Становясь взрослее, детская проблема саморазвлечения выродилась в ключевом отличии меня от всех остальных, имевших за спиной детсадовский опыт. Ни у кого не было трудности в подчинении, слово учителя – закон, школьные правила – табу, директор – высшее лицо, не терпящее отказа или неповиновения. Все три формальности были до того поверхностными, что, казалось, будто бы вся школьная атмосфера сплошь игра, к которой неизвестно почему относятся столь серьёзно. При чём, правила я не нарушал и учителям не перечил, мне просто было скучно как следовать, так и противиться установившимся порядкам, вместо этого привлекало другое: попробовать самому стать каким-то устоем, который будет регламентировать и что-то декламировать. Ведь так всегда, кто не способен встать в подчинение, сам решается подчинять, вот только в моём случае, поставить кого-то в зависимость хотелось не относительно себя, а по отношению к тому, кто стал моей целью. Другими словами, холодность к правилам высекла искру революционности и овеяло меня каким-то духом свободы, я желал, чтобы люди шли не за писанными законами, а за самими собой, стали познавать себя, а не конституцию, Библию и прочее. В этом плане мне предназначалась роль зеркала, глядя на меня, человек должен был увидеть нечто схожее внутри себя самого; как я выделялся своей циркачностью из массы, так и смотрящий должен был в один момент перестать наконец заливаться хохотом и задуматься: «А нет ли во мне чего-то такого же, отличного от всего привычного?» На эту заветную мысль я уповал и надеялся, но, к превеликому горю, растормошить её мне так и не удалось.
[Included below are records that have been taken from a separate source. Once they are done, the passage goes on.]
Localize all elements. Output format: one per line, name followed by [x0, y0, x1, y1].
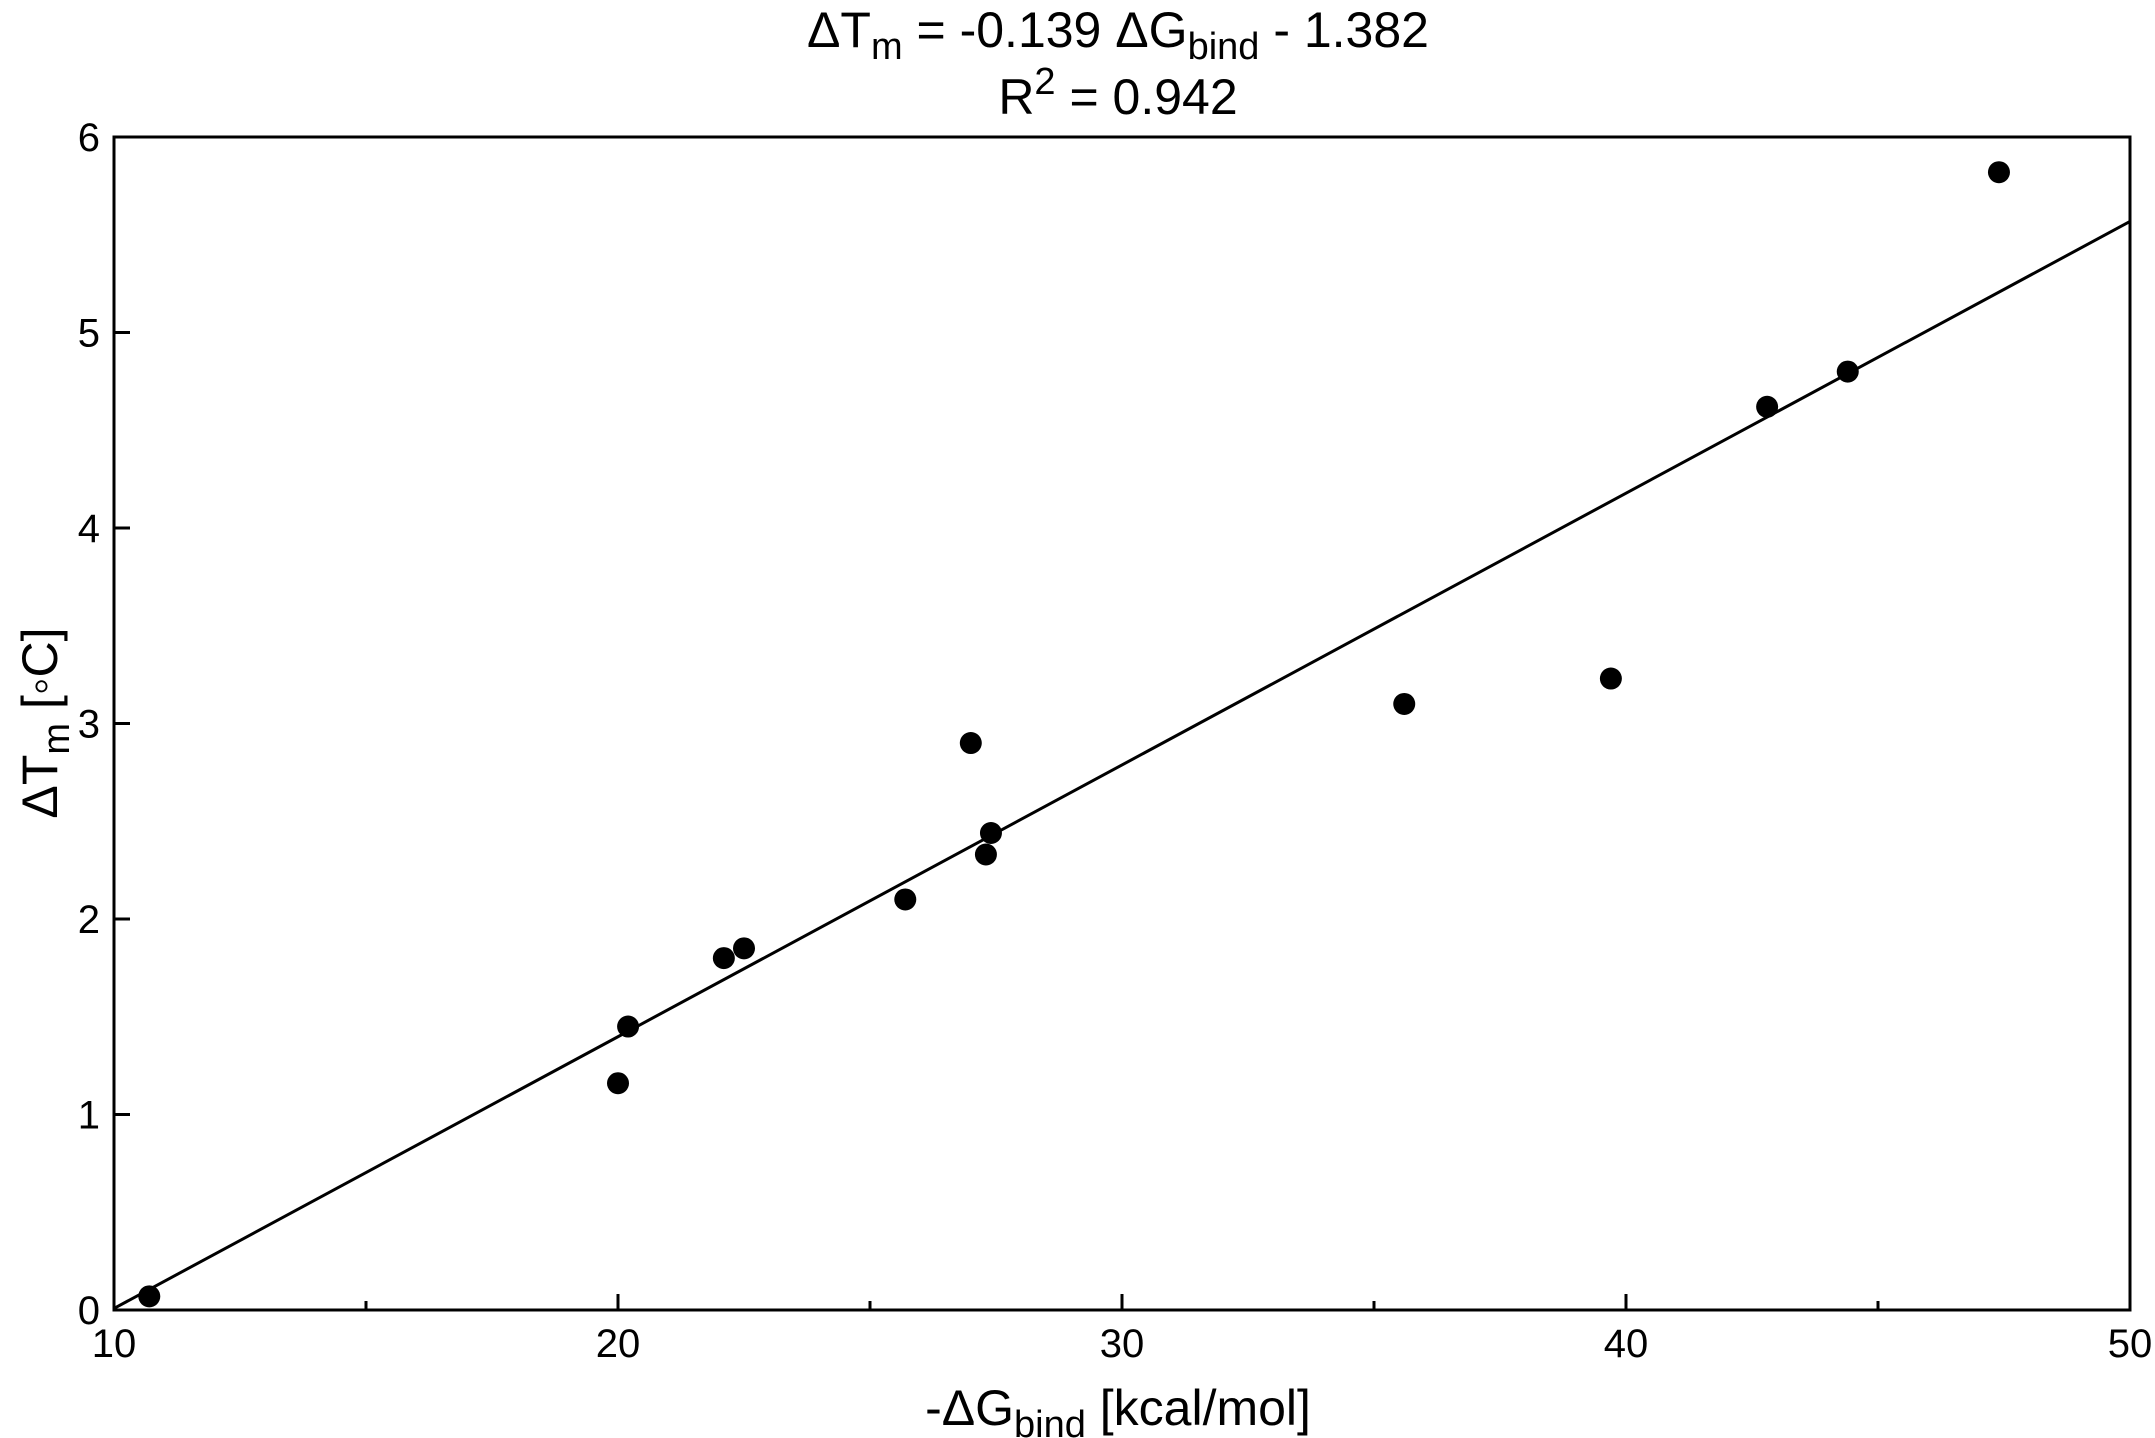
xlabel-sub: bind	[1014, 1404, 1086, 1438]
data-point	[1599, 667, 1622, 690]
data-point	[617, 1015, 640, 1038]
subtitle-sup: 2	[1034, 61, 1055, 103]
data-point	[894, 888, 917, 911]
x-tick-label: 50	[2108, 1322, 2153, 1366]
data-point	[138, 1285, 161, 1308]
y-tick-label: 2	[78, 898, 100, 942]
data-point	[712, 947, 735, 970]
y-tick-label: 3	[78, 703, 100, 747]
y-axis-label: ΔTm [◦C]	[12, 627, 78, 818]
data-point	[733, 937, 755, 960]
title-sub-m: m	[871, 26, 903, 68]
y-tick-label: 6	[78, 116, 100, 160]
title-g: G	[1149, 2, 1188, 58]
ylabel-delta: Δ	[12, 785, 68, 818]
data-point	[959, 732, 982, 755]
fit-line-group	[113, 220, 2131, 1310]
ylabel-rest: [◦C]	[12, 627, 68, 723]
data-point	[607, 1072, 629, 1095]
data-point	[1393, 692, 1416, 715]
data-points	[138, 161, 2010, 1308]
y-tick-label: 5	[78, 312, 100, 356]
data-point	[979, 821, 1002, 844]
y-tick-label: 0	[78, 1289, 100, 1333]
data-point	[1987, 161, 2010, 184]
x-tick-label: 10	[92, 1322, 137, 1366]
tick-labels: 10 20 30 40 50 0 1 2 3 4 5 6	[78, 116, 2153, 1366]
subtitle-r: R	[998, 69, 1034, 125]
axis-ticks	[112, 135, 2132, 1312]
x-tick-label: 40	[1604, 1322, 1649, 1366]
y-tick-label: 1	[78, 1094, 100, 1138]
xlabel-prefix: -Δ	[925, 1380, 975, 1436]
ylabel-t: T	[12, 755, 68, 786]
data-point	[1756, 395, 1779, 418]
chart-subtitle: R2 = 0.942	[998, 61, 1237, 125]
plot-frame	[112, 135, 2132, 1312]
title-tail: - 1.382	[1259, 2, 1429, 58]
y-tick-label: 4	[78, 507, 100, 551]
regression-line	[113, 220, 2131, 1310]
title-delta-2: Δ	[1115, 2, 1148, 58]
x-tick-label: 20	[596, 1322, 641, 1366]
data-point	[974, 843, 997, 866]
data-point	[1836, 360, 1859, 383]
x-axis-label: -ΔGbind [kcal/mol]	[925, 1380, 1311, 1438]
ylabel-sub: m	[36, 723, 78, 755]
title-sub-bind: bind	[1188, 26, 1260, 68]
title-t: T	[840, 2, 871, 58]
xlabel-rest: [kcal/mol]	[1086, 1380, 1311, 1436]
x-tick-label: 30	[1100, 1322, 1145, 1366]
title-mid: = -0.139	[903, 2, 1116, 58]
chart-title: ΔTm = -0.139 ΔGbind - 1.382	[807, 2, 1429, 68]
title-delta: Δ	[807, 2, 840, 58]
xlabel-g: G	[975, 1380, 1014, 1436]
subtitle-rest: = 0.942	[1056, 69, 1238, 125]
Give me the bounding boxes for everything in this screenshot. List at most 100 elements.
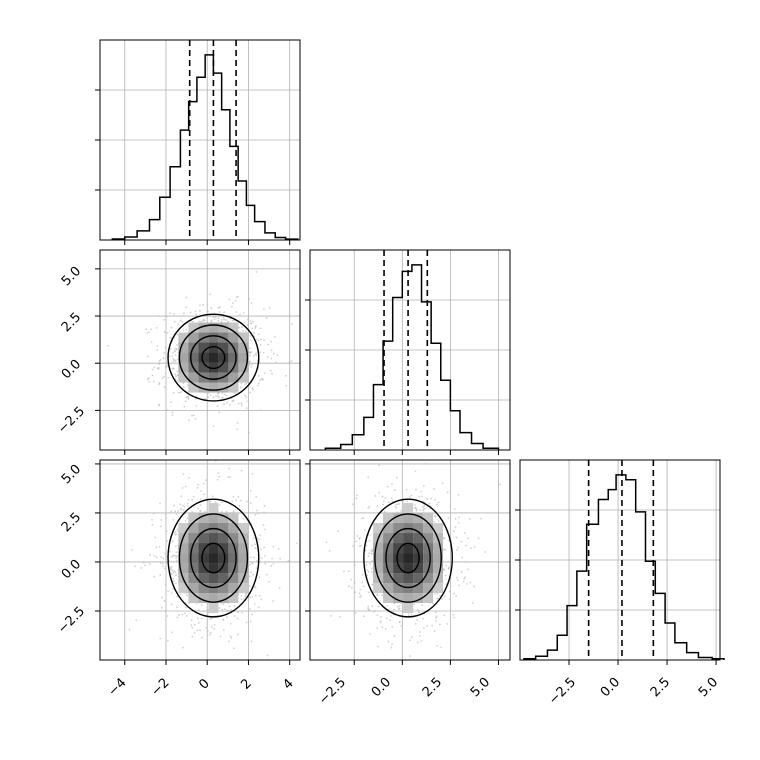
scatter-point: [257, 375, 260, 377]
scatter-point: [447, 567, 450, 570]
scatter-point: [366, 574, 369, 577]
density-cell: [413, 583, 424, 594]
scatter-point: [433, 630, 436, 632]
scatter-point: [383, 510, 386, 513]
scatter-point: [279, 557, 282, 560]
scatter-point: [436, 597, 439, 600]
scatter-point: [211, 495, 214, 498]
scatter-point: [175, 513, 178, 516]
scatter-point: [173, 320, 176, 323]
scatter-point: [164, 552, 166, 555]
density-cell: [208, 362, 219, 373]
density-cell: [218, 533, 229, 544]
scatter-point: [194, 418, 197, 420]
scatter-point: [382, 503, 385, 506]
scatter-point: [152, 380, 155, 383]
scatter-point: [203, 610, 205, 613]
density-cell: [238, 543, 249, 554]
scatter-point: [413, 603, 416, 605]
density-cell: [238, 583, 249, 594]
scatter-point: [439, 594, 441, 597]
scatter-point: [273, 335, 276, 338]
scatter-point: [259, 534, 261, 537]
scatter-point: [203, 493, 206, 496]
scatter-point: [393, 635, 396, 638]
scatter-point: [252, 355, 255, 357]
scatter-point: [400, 510, 402, 512]
scatter-point: [239, 386, 242, 389]
scatter-point: [257, 339, 260, 342]
scatter-point: [166, 409, 169, 412]
scatter-point: [151, 518, 153, 521]
density-contour: [396, 542, 420, 574]
scatter-point: [185, 396, 188, 399]
scatter-point: [369, 562, 372, 565]
scatter-point: [171, 414, 174, 417]
density-cell: [383, 513, 394, 524]
scatter-point: [246, 593, 249, 595]
scatter-point: [242, 517, 245, 520]
scatter-point: [231, 500, 234, 503]
scatter-point: [174, 530, 177, 533]
density-cell: [393, 543, 404, 554]
scatter-point: [255, 495, 258, 498]
density-cell: [198, 523, 209, 534]
scatter-point: [255, 338, 258, 341]
scatter-point: [164, 514, 167, 516]
scatter-point: [195, 405, 198, 407]
scatter-point: [465, 544, 467, 547]
scatter-point: [172, 571, 175, 574]
scatter-point: [388, 501, 390, 504]
scatter-point: [255, 353, 258, 356]
scatter-point: [270, 349, 273, 352]
scatter-point: [266, 654, 269, 657]
scatter-point: [244, 330, 247, 333]
scatter-point: [352, 545, 354, 547]
scatter-point: [228, 298, 231, 301]
scatter-point: [199, 497, 202, 500]
scatter-point: [477, 537, 480, 540]
scatter-point: [254, 543, 257, 546]
scatter-point: [446, 622, 449, 625]
scatter-point: [218, 607, 221, 609]
scatter-point: [330, 614, 332, 617]
scatter-point: [371, 548, 374, 551]
density-cell: [218, 543, 229, 554]
scatter-point: [172, 351, 175, 354]
scatter-point: [191, 414, 193, 417]
axes-frame: [99, 39, 301, 241]
scatter-point: [270, 564, 273, 567]
density-cell: [238, 362, 249, 373]
scatter-point: [440, 646, 442, 649]
scatter-point: [409, 639, 411, 642]
scatter-point: [213, 623, 216, 626]
scatter-point: [184, 485, 187, 488]
scatter-point: [180, 390, 183, 393]
density-cell: [208, 352, 219, 363]
density-cell: [403, 513, 414, 524]
scatter-point: [232, 496, 235, 498]
scatter-point: [272, 562, 275, 565]
scatter-point: [205, 479, 208, 482]
histogram-panel-var2: [515, 459, 725, 665]
density-cell: [218, 553, 229, 564]
scatter-point: [343, 570, 345, 573]
density-cell: [208, 533, 219, 544]
scatter-point: [142, 561, 145, 564]
scatter-point: [274, 361, 277, 364]
scatter-point: [146, 332, 148, 334]
scatter-point: [199, 510, 202, 512]
scatter-point: [222, 603, 225, 606]
density-cell: [198, 352, 209, 363]
scatter-point: [162, 557, 165, 560]
scatter-point: [249, 620, 252, 623]
scatter-point: [254, 362, 257, 365]
scatter-point: [245, 407, 248, 410]
density-cell: [423, 543, 434, 554]
density-cell: [218, 583, 229, 594]
scatter-point: [223, 393, 226, 396]
scatter-point: [264, 555, 266, 557]
scatter-point: [354, 591, 357, 594]
scatter-point: [218, 411, 221, 414]
scatter-point: [184, 612, 186, 615]
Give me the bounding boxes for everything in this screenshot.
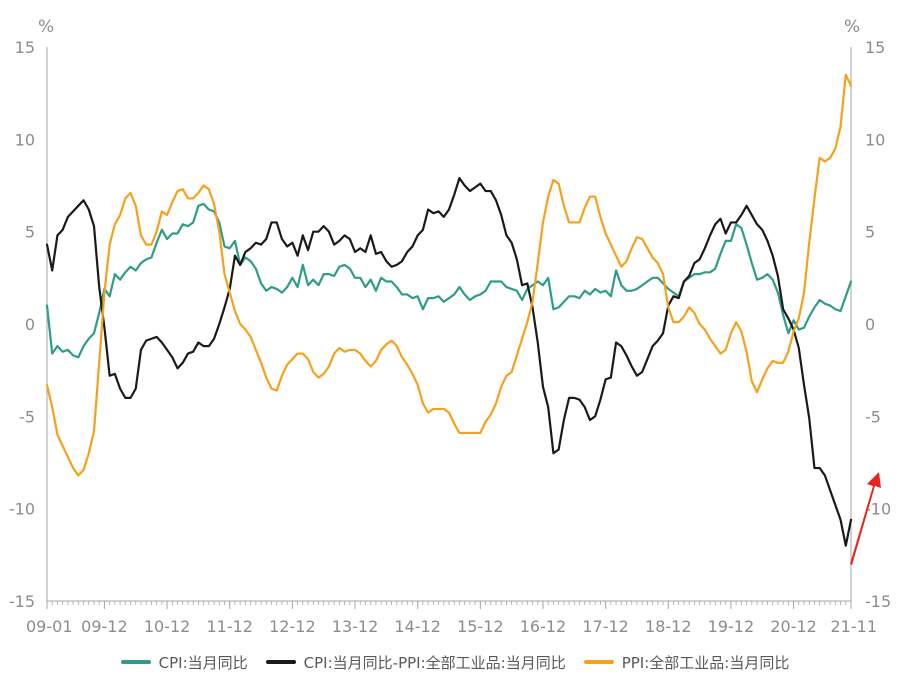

Каково же во всём этом место самостоятельности? В том, что почти на спадающий фокус внимания со своей самости в детстве полностью лишил меня интереса к ней в старшем возрасте. Когда у всех она только просыпалась, ибо близилась жизнь без родительского попечения, мне уже до того осточертело всегда искать ей применение, что сделало меня в некотором роде инфантильным сорванцом. Все эти выводы ретроспективны и в момент первого эксперимента я не понимал природу движущей меня силы. Просто предаваясь скрытому порыву, мне выносилось предписание, что следует делать то-то и то, а зачем и почему – вопросы последние. С таким вот комплексом неполноценности я подсознательно заставлял людей верно использовать свою самость в качестве инструмента по открытию в себе того, что, в сущности, требовалось открыть в себе самом.